Monday, Mar. 21, 1949
More Innocent, More Detached
Like many another surrealist, Andre Masson suffers from insomnia. There was a time when he spent the long, painful hours of darkness dreaming up new paintings, but not any more. Masson has called a halt to the shadowy flood of gutted women, warring insects, angry furniture, neon seas, chalk idols and galloping labyrinths that made him famous, and moved out into the sunshine to paint landscapes.
In his red-shuttered house overlooking Aix in French Provence, Masson tried to explain last week what the switch meant. "Don't think I'm going to return to the Barbizon school and paint descriptive landscapes," he began. "No, I'm still a surrealist, but a sun-loving one--seeking the fantastic and mysterious in broad daylight, under the sun."
How to Grow Old. Masson was once the unwilling prize pupil of Fresco Painter Puvis de Chavannes. "I loathe frescoes," he said, "and I have never done one since." During the '20s he mounted Montmartre, began painting the accomplished macabra-dabra on which his reputation rests.
"My style has often changed since then," he said, "but my real conversion to landscape painting goes back to the day I returned to French soil after four war years in the U.S. For a long time I doubted myself too much to paint without trying to prove anything, but with age one often fulfills the dreams of youth, paradoxical as that may seem. We grow more innocent, more detached."
How to Keep in Shape. Now a squat, high-domed 53, Masson starts the day with three cups of coffee which his wife brings to him in bed (she also advises him about his painting on occasion, but he considers her taste too classical). After breakfast he pores over reproductions of old masters. Sometimes he copies their drawings, "to keep in shape, like a pianist."
Masson's studio window commands a view of Ste.-Victoire, the mountain, which Masson, like Cezanne* before him, has pictured again & again in all weathers.
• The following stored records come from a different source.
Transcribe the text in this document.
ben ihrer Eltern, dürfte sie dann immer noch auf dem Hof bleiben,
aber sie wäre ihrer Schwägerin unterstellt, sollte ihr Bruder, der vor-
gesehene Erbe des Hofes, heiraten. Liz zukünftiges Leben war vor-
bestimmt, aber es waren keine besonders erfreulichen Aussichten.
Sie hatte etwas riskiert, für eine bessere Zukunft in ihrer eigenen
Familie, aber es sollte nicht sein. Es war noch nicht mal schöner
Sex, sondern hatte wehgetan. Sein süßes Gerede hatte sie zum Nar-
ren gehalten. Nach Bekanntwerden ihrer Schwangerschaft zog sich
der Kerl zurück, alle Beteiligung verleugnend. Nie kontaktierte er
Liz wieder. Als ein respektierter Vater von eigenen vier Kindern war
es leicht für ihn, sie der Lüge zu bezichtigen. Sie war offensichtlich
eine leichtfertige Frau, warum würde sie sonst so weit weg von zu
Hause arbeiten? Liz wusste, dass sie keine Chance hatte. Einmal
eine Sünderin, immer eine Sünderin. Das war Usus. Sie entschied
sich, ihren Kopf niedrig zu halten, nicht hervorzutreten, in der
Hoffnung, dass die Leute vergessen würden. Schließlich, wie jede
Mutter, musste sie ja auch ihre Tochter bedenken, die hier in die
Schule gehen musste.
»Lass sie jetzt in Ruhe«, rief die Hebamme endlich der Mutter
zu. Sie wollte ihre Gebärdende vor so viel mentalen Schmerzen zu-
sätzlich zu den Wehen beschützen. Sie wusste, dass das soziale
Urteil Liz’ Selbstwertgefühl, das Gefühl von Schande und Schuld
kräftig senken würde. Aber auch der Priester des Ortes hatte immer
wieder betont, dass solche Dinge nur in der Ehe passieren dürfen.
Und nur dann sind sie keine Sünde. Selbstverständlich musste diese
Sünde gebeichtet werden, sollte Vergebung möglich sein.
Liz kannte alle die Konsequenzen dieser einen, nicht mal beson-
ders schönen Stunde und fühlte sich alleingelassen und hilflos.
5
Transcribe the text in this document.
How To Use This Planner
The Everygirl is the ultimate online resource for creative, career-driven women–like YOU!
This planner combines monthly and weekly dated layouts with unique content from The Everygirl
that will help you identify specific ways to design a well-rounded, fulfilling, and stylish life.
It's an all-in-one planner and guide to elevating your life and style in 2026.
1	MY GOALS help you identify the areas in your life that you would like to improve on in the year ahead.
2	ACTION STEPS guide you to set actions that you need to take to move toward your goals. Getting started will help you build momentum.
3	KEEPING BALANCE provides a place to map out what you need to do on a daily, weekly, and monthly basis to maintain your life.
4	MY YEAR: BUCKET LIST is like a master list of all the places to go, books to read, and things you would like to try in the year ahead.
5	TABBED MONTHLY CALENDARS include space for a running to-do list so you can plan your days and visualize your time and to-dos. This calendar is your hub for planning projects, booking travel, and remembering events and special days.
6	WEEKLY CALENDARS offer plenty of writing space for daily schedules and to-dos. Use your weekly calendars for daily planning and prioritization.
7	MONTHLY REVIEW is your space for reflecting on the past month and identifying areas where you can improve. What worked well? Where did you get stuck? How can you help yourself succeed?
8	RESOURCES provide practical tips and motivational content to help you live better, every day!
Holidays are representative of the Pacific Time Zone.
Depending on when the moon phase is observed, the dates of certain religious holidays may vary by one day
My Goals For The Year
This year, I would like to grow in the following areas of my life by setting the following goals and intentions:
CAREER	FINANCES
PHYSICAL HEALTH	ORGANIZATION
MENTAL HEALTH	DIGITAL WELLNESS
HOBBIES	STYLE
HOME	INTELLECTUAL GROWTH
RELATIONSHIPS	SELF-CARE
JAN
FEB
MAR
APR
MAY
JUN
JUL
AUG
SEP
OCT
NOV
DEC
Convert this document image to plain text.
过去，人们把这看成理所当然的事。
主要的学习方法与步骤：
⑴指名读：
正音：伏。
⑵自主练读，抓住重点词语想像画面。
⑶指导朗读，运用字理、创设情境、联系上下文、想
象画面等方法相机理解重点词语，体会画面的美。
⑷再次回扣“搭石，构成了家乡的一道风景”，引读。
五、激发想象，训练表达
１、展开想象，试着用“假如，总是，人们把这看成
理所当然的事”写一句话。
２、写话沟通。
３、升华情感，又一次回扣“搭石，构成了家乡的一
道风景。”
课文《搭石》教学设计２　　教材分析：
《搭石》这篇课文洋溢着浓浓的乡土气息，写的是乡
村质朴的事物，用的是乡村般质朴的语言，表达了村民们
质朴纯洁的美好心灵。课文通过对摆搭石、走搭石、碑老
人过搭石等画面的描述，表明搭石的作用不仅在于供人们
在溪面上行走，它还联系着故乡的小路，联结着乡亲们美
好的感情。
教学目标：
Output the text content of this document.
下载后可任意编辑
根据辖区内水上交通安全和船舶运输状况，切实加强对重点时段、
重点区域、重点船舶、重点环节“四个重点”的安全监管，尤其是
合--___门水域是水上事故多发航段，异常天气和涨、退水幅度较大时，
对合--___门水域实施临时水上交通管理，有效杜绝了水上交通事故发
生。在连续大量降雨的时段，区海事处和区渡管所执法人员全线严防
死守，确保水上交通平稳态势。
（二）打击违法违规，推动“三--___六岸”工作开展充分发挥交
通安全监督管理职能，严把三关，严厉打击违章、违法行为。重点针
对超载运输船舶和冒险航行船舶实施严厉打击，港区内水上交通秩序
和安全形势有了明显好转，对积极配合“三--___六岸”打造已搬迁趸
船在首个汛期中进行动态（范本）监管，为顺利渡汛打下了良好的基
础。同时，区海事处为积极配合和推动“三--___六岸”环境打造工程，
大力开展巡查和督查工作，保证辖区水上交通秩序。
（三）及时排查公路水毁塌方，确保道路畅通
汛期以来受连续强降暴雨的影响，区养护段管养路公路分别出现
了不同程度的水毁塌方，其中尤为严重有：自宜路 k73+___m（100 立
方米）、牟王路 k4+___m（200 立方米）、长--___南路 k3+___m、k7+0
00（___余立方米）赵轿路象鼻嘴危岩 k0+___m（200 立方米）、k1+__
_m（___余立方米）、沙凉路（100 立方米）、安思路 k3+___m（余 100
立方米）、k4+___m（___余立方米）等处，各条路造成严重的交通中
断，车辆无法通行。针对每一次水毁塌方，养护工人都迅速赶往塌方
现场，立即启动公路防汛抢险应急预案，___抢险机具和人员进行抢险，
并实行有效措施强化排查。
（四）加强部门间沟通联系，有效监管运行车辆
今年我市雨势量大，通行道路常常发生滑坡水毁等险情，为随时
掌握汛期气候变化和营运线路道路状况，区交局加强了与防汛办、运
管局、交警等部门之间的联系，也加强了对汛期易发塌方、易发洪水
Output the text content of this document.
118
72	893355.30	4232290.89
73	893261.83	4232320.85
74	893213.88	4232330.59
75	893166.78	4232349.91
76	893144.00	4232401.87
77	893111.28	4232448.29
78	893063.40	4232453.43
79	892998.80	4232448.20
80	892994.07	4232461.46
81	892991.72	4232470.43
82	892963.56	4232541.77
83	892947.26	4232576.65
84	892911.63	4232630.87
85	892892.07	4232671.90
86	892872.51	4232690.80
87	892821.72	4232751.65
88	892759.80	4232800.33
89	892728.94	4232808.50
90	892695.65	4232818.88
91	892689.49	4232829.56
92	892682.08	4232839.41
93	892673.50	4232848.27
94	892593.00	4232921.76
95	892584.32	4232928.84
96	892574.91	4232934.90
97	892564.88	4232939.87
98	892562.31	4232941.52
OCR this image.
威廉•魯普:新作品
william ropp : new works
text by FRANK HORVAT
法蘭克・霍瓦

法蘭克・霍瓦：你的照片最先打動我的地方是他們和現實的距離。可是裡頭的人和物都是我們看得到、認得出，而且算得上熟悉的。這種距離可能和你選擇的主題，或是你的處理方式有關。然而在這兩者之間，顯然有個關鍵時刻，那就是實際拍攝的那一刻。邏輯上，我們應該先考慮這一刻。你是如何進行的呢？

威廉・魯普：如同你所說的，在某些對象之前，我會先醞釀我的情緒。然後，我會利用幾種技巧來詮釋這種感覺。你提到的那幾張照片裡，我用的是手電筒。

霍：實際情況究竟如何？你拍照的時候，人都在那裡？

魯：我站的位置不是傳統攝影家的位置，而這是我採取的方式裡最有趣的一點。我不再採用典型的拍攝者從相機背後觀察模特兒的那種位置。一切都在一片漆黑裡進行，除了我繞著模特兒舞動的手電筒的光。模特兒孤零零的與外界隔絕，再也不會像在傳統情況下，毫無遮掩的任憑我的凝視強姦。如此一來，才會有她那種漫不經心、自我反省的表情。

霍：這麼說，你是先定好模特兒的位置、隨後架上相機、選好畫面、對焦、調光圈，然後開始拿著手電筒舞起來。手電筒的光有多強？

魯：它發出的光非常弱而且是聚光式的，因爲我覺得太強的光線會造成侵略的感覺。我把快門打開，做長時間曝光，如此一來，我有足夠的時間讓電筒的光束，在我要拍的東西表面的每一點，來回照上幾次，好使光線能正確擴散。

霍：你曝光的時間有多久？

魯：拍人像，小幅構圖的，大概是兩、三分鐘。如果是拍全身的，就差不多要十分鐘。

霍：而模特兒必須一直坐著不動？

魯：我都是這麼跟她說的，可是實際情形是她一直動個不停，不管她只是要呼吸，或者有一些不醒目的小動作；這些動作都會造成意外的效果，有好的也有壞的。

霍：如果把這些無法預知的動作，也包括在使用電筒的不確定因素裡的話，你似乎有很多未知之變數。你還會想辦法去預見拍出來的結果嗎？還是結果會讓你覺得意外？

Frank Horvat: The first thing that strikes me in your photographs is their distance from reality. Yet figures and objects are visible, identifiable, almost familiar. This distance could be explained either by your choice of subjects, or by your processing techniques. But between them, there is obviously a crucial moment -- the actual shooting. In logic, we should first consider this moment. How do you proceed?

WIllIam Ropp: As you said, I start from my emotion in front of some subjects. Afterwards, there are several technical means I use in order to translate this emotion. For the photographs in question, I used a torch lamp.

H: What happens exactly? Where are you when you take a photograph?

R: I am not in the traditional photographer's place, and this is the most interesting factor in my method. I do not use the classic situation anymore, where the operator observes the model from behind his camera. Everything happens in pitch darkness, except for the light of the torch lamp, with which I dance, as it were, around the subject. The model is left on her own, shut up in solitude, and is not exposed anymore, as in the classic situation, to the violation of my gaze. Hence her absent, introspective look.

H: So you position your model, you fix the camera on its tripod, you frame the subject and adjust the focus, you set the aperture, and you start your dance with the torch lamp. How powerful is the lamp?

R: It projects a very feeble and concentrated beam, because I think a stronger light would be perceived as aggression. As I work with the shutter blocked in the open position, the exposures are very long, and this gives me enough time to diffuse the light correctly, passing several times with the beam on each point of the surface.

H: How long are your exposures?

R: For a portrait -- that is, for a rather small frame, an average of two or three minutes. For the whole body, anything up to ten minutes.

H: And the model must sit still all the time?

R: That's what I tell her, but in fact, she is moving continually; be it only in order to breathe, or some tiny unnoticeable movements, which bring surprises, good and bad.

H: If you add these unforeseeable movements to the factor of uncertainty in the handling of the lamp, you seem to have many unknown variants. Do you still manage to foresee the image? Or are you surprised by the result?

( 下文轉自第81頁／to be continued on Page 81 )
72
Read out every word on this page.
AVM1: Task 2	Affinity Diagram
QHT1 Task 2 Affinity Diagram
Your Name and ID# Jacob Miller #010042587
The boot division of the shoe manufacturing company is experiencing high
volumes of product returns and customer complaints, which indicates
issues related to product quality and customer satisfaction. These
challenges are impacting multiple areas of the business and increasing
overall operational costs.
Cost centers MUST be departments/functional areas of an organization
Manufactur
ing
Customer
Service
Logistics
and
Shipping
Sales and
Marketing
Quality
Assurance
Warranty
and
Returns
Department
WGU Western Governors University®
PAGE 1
Compared with Cezanne's faultlessly constructed landscapes, Masson's were explosive in composition. Cezanne's seemed to have the range of a 75, Masson's that of a cap-pistol--but they popped with the vivid brushwork that had always been his trademark.
Masson no longer sketches in pencil on the canvas. "It paralyzes the arrival of light," he says. "I now begin with a dark background and lighten it as my painting begins to live and grow like a pancake. Do you see the light in my painting? Is there not a certain freshness?"
Paris evidently thought there was. Masson's last show there was all but sold out.
* And Winston Churchill, whose painting of Ste.-Victoire is a fair, if fuzzy, essay in impressionist technique.